Roger Staubach, Ed Lyon & Art Napolitano — Comebacks, Tax Truths, and Reinvention (The Neil Haley Show, Oct 1, 2025)
Description
Neil kicks off with a classic: a 2016 “Just Two Choices” segment featuring Dallas Cowboys legend Roger Staubach. Roger traces his late switch to quarterback—only in his senior year of high school—through a formative season at New Mexico Military Institute, then Navy. He credits those years for sharpening both the arm and the mindset, and he hammers a simple truth: the QB’s real job is transferring confidence to the team when the clock gets tight.
They dig into leadership under pressure and the birth of the “Hail Mary.” Staubach recounts the 1975 Vikings playoff miracle with Drew Pearson, how one phrase stuck, and why those last two minutes demand a different mental gear. He name-checks clutch allies (Pearson, Tony Hill, Preston Pearson) and tips his hat to Troy Aikman for owning the ’90s. Oh—and that colorblindness? Funny story, but it never rattled him on Sundays.
Service comes up big. Roger outlines his Navy path, supply corps stint in Da Nang, and how the Academy’s engineering grind became a business edge. Off-seasons meant real estate reps long before retirement; that discipline later rolled into leadership at JLL. Family notes, a few Pittsburgh–Dallas laughs, and we’re out—vintage Staubach: calm, candid, classy.
Next, tax strategist Ed Lyon jumps in with a no-nonsense breakdown of the latest Epstein chatter on Capitol Hill. He separates sizzle from steak: lots of professionals without CPA/JD letters still give legitimate tax planning; the IRS can’t audit everything; and the Epstein/Leon Black matter centers on GRATs—a mainstream estate tool vetted by a top firm. The eyebrow-raiser isn’t the strategy; it’s the fees and documentation. Ed contrasts routine, low-risk planning (401(k)s, pensions) with higher-scrutiny moves (conservation easements), and frames risk tolerance like any other portfolio decision.

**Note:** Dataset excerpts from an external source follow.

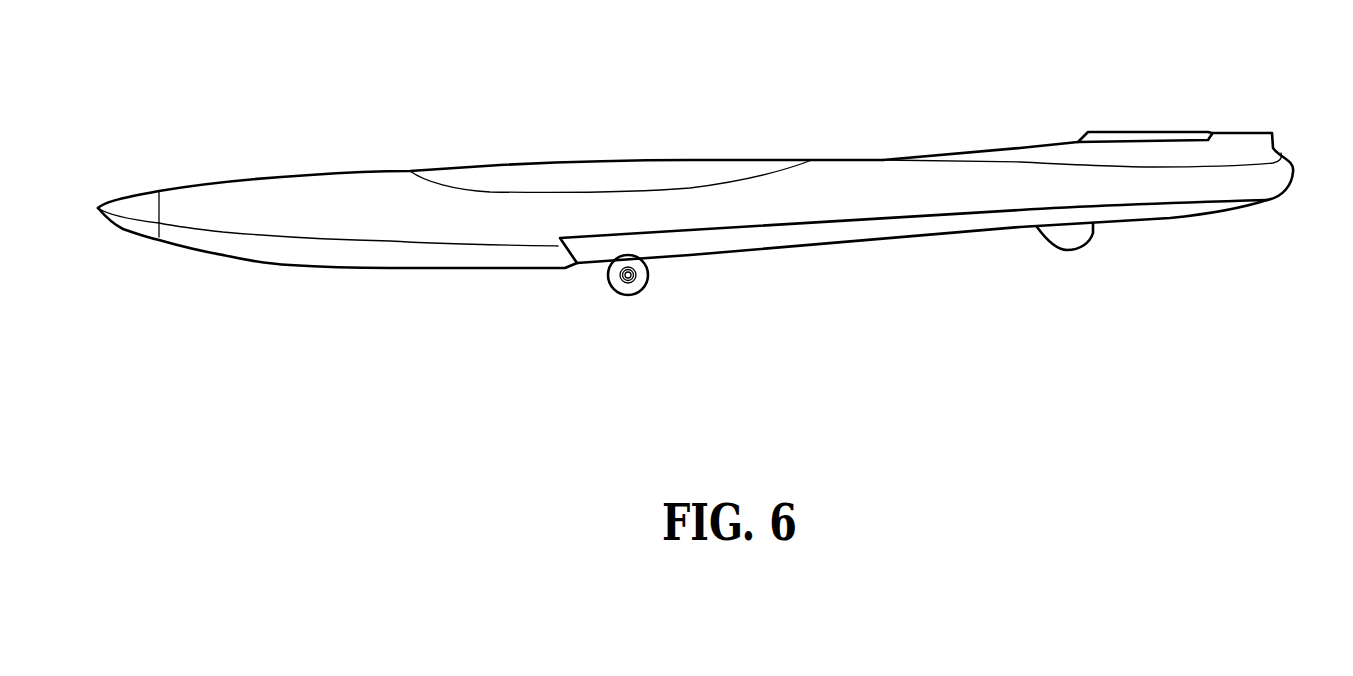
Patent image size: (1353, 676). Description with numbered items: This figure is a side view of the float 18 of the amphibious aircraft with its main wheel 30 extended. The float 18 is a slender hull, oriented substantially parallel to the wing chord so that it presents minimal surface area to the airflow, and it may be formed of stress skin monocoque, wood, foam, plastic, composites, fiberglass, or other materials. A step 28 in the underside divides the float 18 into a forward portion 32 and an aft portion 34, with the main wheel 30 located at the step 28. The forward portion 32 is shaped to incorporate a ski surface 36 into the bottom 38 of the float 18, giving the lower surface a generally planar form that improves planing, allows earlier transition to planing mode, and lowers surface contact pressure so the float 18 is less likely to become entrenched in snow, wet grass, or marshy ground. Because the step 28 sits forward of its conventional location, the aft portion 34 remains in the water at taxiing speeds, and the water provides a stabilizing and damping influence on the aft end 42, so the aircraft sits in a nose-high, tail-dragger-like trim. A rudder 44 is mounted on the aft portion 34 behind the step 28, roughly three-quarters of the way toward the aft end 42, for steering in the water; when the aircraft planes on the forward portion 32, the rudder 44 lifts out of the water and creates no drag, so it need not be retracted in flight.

The float 18 is at (252, 202).
The step 28 is at (577, 268).
The main wheel 30 is at (628, 290).
The forward portion 32 is at (290, 253).
The aft portion 34 is at (988, 225).
The ski surface 36 is at (230, 257).
The bottom 38 is at (363, 270).
The aft end 42 is at (1243, 202).
The rudder 44 is at (1077, 250).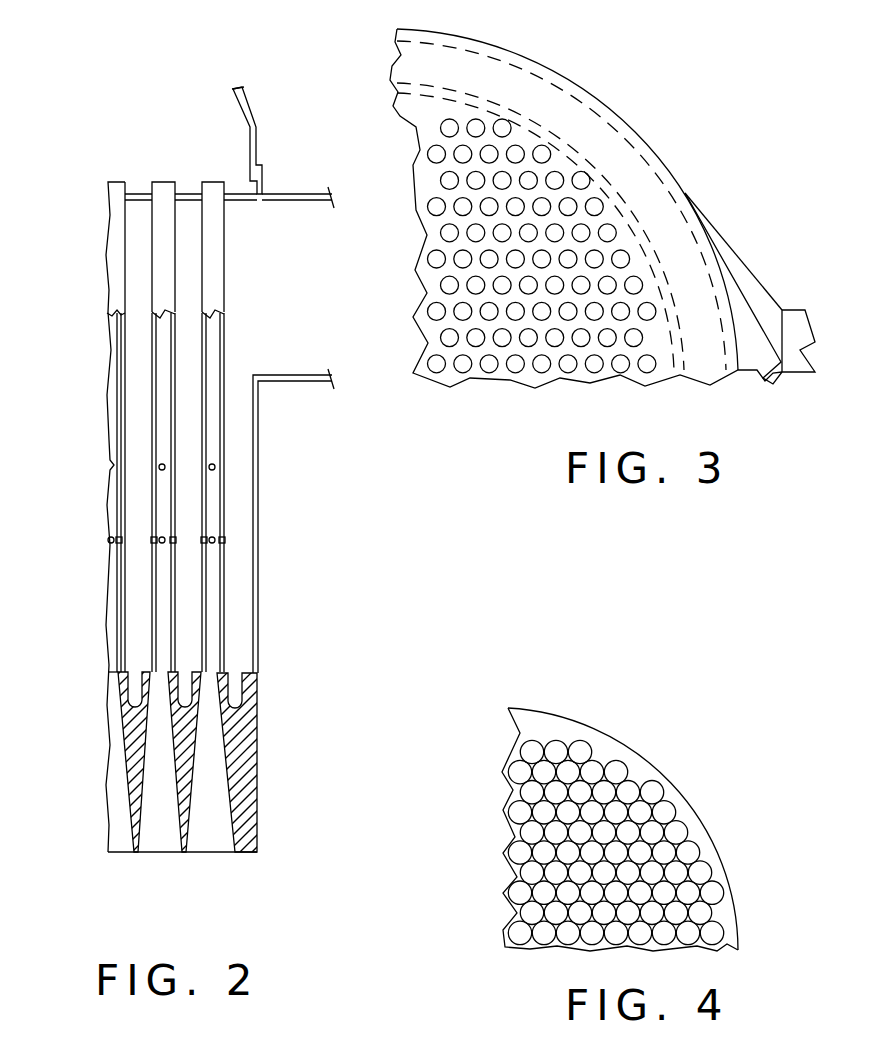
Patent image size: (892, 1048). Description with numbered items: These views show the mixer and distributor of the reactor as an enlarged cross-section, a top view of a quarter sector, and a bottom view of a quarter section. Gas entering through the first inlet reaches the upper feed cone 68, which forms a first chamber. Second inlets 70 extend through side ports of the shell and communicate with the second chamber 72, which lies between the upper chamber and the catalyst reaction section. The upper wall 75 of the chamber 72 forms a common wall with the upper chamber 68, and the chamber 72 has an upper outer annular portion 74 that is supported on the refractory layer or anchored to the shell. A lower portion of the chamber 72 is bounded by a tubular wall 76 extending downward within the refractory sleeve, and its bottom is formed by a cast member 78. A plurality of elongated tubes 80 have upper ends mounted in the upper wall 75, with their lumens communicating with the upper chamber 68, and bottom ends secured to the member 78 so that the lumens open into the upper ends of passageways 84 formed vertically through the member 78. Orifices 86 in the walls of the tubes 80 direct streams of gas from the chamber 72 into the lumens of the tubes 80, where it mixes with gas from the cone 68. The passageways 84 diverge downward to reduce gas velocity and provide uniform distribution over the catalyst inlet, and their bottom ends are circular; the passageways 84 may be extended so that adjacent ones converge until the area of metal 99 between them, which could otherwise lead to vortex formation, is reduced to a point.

In FIG. 2, the upper feed cone 68 is at (246, 103).
In FIG. 3, the second inlets 70 is at (787, 323).
In FIG. 2, the second chamber 72 is at (187, 332).
In FIG. 3, the second chamber 72 is at (605, 102).
In FIG. 2, the upper outer annular portion 74 is at (293, 228).
In FIG. 3, the upper outer annular portion 74 is at (636, 162).
In FIG. 2, the upper wall 75 is at (138, 193).
In FIG. 2, the tubular wall 76 is at (258, 597).
In FIG. 2, the cast member 78 is at (248, 753).
In FIG. 4, the cast member 78 is at (667, 776).
In FIG. 2, the elongated tubes 80 is at (173, 232).
In FIG. 3, the elongated tubes 80 is at (503, 128).
In FIG. 2, the passageways 84 is at (205, 802).
In FIG. 4, the passageways 84 is at (690, 852).
In FIG. 2, the orifices 86 is at (165, 465).
In FIG. 4, the area of metal 99 is at (540, 915).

Finally, Neil tees up Art Napolitano—musician-turned-entrepreneur—on reinvention. From chasing a Boston rock dream to hitting bottom and rebuilding, Art’s setup promises a straight talk on direct sales, creator discipline, and the mindset shift from “comfortable” to “successful.” Good old-fashioned grit meets modern creator economy—right in Neil’s wheelhouse.